Opinions

This morning, the Federal Circuit released two nonprecedential opinions, one in a patent case and another in a government contract case. In the patent case, the Federal Circuit concluded that a district court did not abuse its discretion in excluding a patent owner from presenting an infringement theory at trial. The Federal Circuit also released two nonprecedential orders, one dismissing an appeal for lack of jurisdiction and another granting a motion to dismiss. Here are the introductions to the opinions, text from the order dismissing the appeal for lack of jurisdiction, and a link to the order granting the motion to dismiss.

Astellas US LLC v. Hospira, Inc. (Nonprecedential)

Gilead Sciences, Inc., Astellas US LLC, and Astellas Pharma US, Inc. (together, “Astellas”) sued Hospira, Inc., alleging that Hospira’s abbreviated new drug application (“ANDA”) infringed three patents that cover Form A regadenoson (U.S. Patent Nos. 8,106,183; RE47,301; and 8,524,883), a monohydrate (hydrate that contains one molecule of water in the crystal lattice for every molecule of the compound) form of regadenoson that can be used to increase blood flow to mimic a cardiac stress test. Astellas’s theory was not that Hospira intentionally created Form A regadenoson, but that this occurred inadvertently in the production process for an intermediate product made by a third party and incorporated by Hospira into its final product. Before trial, Hospira amended its ANDA, allegedly making it more difficult for Astellas to prove its original infringement theory. Astellas then sought to present a new and previously unasserted infringement theory (that Hospira’s own process created Form A regadenoson).
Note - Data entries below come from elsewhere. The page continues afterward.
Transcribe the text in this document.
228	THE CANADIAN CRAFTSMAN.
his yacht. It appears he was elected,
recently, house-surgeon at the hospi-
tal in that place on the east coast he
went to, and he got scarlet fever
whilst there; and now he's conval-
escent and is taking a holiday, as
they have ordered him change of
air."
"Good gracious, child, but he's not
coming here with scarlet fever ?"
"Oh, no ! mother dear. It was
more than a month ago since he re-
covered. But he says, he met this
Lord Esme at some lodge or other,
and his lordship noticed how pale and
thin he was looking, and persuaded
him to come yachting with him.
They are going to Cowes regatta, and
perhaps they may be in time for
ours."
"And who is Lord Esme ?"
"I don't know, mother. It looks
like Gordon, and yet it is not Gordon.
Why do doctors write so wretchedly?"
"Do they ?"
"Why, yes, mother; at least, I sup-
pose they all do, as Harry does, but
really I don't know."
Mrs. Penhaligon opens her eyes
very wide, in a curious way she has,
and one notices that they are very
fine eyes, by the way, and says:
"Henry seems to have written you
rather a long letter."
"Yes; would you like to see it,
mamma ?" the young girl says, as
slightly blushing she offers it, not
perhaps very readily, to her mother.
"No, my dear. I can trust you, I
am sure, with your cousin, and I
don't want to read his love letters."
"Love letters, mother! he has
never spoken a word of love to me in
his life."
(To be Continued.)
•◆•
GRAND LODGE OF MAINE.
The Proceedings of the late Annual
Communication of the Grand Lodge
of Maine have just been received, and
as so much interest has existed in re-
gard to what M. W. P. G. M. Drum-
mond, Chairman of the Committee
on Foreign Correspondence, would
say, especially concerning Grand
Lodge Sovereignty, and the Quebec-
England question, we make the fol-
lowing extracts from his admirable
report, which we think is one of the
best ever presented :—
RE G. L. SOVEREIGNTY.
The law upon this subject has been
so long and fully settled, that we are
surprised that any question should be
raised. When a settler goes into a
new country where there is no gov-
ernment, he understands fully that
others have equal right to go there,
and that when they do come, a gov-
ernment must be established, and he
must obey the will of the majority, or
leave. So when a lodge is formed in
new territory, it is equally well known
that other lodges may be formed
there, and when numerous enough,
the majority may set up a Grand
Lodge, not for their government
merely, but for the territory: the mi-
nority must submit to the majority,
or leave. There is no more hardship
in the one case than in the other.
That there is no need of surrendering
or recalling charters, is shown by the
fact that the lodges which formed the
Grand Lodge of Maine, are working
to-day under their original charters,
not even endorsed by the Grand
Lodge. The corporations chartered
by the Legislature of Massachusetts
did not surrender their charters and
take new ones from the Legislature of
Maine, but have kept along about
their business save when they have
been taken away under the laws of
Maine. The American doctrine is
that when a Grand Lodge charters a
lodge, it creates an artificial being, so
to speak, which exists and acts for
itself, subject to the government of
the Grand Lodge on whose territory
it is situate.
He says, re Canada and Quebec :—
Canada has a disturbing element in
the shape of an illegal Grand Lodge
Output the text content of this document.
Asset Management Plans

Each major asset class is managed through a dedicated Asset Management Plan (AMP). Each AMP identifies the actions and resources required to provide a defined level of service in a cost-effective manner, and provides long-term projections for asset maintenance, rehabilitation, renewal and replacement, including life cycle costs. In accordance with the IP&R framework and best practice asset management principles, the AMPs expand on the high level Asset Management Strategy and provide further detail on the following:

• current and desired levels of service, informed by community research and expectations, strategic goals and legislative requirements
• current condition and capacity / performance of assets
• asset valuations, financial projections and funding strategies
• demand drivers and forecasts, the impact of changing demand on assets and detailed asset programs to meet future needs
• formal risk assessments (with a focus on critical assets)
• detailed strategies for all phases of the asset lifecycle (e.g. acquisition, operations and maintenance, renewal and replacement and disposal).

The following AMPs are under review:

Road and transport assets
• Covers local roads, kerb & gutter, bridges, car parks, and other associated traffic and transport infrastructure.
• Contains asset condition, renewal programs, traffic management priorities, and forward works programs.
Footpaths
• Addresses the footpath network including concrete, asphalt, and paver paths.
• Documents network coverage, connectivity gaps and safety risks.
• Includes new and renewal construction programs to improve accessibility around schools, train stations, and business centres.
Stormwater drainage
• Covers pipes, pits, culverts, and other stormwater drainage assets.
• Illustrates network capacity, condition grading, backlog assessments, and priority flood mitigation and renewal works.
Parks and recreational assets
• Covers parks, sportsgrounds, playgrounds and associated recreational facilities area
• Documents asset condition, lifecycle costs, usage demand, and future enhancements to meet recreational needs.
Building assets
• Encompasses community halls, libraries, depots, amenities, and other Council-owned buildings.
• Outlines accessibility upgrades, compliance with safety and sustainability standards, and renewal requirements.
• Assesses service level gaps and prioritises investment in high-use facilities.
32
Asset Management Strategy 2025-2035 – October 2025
The district court found this new theory to be untimely and granted Hospira’s motion to strike the new infringement contentions and the related expert evidence. The trial went forward on Astellas’s original infringement theory, updated with supplemental evidence, and the district court found that Hospira did not infringe. Astellas appeals only the district court’s exclusion of the new theory. We hold that the district court did not abuse its discretion in excluding the new infringement theory, and we affirm.

E&I Global Energy Services, Inc. v. United States (Nonprecedential)

E&I Global Energy Services, Inc. (“E&I”) appeals three orders of the United States Court of Federal Claims (“Claims Court”) rejecting E&I’s claims under the Tucker Act, 28 U.S.C. § 1491. We affirm the Claims Court’s decisions except that we hold that the court erred in dismissing E&I’s claim that the government improperly terminated the contract for default because the actions of other government contractors (here the sureties described below) caused the delay. On that count, we reverse and remand.

Collier v. President of Stanford (Nonprecedential Order)

The court dismisses Irina Collier’s appeal and related request for a writ of mandamus for lack of jurisdiction.